The Memorial Day Weekend Massacre
The White mob turned its destructive violence on Greenwood and wreaked havoc on the community over the Memorial Day weekend.
On May 31, 1921 and into the following day, the White mob destroyed Greenwood. The attack was carried out not only by the mob on the ground but also by private aircraft dropping bombs on the district.
An estimated 300 people were killed, about 1,200 homes were burned to the ground along with at least 60 businesses, all the churches, a school, the hospital and the public library, according to a report by the Human Rights Watch. At least $1.5 million in damages – about $32 million in today’s dollars – were claimed, but that is said by experts as an underestimation.
More than 800 people were hospitalized and as many as 6,000 Black residents were interned by the National Guard. About 10,000 residents were left homeless.
The years following the Tulsa massacre were filled with … silence. Many survivors left Tulsa and those who stayed in the city, both Black and White residents, stayed silent for decades. The massacre went unacknowledged in local and national histories and news reports.
In 1996, 75 years later, a bipartisan group in the state legislature formed the Oklahoma Commission to Study the Tulsa Race Riot of 1921 and ultimately recommended a program of reparations for survivors and their descendants. A park memorializing the victims was dedicated in 2010 and in 2020 became part of the Oklahoma school curriculum.
Recently, several survivors testified before the United States Congress about the events of 100 years ago, among them Viola Fletcher.

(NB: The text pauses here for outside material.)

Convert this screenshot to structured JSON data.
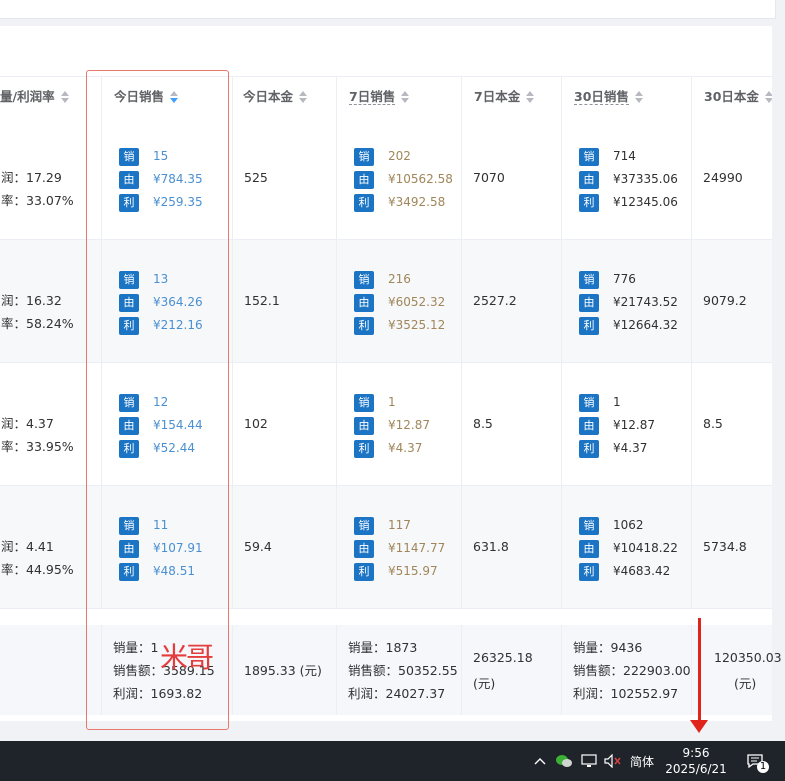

On May 31, 1921, Viola Fletcher was seven years old. The 107-year-old survivor said this to Congress two weeks ago:
“I will never forget the violence of the white mob when we left our home. I still see Black men being shot., Black bodies lying in the street. I still smell smoke and see fire. I still see Black businesses being burned. I still hear airplanes flying overhead. I hear screams. I have lived through the massacre every day. Our country may forget this history, but I cannot. I am 107 years old and I have never seen justice. I pray that one day I will. I have been blessed with a long life and have seen the best and the worst of this country. I think about the terror inflicted upon black people in this country every day.”